3. Policies. Through a distinct, high profile, committee consisting of non-executive independent directors, the Board should establish clear policies, including performance objectives, which are based on the Code of Conduct. Such policies need to range across the full field of corporate ethics issues, from domestic workplace matters of equity and diversity and honesty, to international issues of foreign worker rights and transparent and non-corrupt dealings with foreign government officials. To fully implement the policies, corporate management will have to design effective training programs, executive evaluations, employee surveys and additional approaches.

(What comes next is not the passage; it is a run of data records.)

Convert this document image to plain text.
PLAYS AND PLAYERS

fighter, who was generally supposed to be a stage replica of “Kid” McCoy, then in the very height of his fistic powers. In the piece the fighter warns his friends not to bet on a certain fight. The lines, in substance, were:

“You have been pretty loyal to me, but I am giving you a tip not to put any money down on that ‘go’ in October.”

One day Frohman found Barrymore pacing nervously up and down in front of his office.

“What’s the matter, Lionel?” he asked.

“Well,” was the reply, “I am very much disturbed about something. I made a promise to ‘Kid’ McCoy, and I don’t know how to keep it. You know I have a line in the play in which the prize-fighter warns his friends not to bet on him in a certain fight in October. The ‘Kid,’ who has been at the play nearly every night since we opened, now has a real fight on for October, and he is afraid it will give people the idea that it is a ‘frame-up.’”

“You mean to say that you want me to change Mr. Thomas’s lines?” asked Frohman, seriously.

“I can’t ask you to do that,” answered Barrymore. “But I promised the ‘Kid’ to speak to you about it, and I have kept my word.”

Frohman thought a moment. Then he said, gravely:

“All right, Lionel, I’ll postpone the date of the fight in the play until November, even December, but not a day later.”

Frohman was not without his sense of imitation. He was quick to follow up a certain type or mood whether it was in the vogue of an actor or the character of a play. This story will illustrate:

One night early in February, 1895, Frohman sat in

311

4. Compensation. The Board needs to recognize that issues pertaining to top management compensation are widely seen as ethical issues. Board compensation committees (which should be composed exclusively of non-executive, independent directors) need to consider the public perception of the corporation's values when determining top pay. To attain this, these committees should make public far more detail on how they arrived at the compensation packages for top executives and how they justify the ratio they have set between the total compensation of the CEO and that of the average corporate employee. The Compensation Committee's scope needs to be broadened to also consider corporate fees to major consulting entities. Indeed, consideration should be given to mandating the Compensation Committee to review major corporate payments (perhaps those in excess of $1 million per year) to external consultants and ensure that the amounts paid, be they to law firms or auditing firms, are contained in official SEC filings.

5. Communications. The Board needs to be held responsible for ensuring the Ethics Code, the policies supporting the Code and the management's performance relative to the application of the Code are truthfully communicated to all employees, retirees and shareholders. There is no point having a Code if nobody knows about it. Communicating is integral to the demonstration of the Board's commitment and its accountability. A valuable tool in this regard would be an annual corporate integrity report, signed by the Chairperson, which provides very substantial detail on how the corporation has performed relative to goals based upon the Code of Ethics.

6. Leadership. The Board should actively encourage the CEO to provide internal and external leadership in the ethics area. Boards need to ensure that their corporations are visible and active participants in public discussions, at home and abroad, of corporate values and the social responsibilities of business. Today, in particular, when major decisions are being taken by regulators and politicians with regard to corporate governance and global corporate citizenship, it is important that CEOs, clearly backed by the Boards, are seen to be active and constructive participants alongside watchdog organizations, regulators, and shareholder groups. Corporations have a vital interest in sitting at the negotiating tables at this time.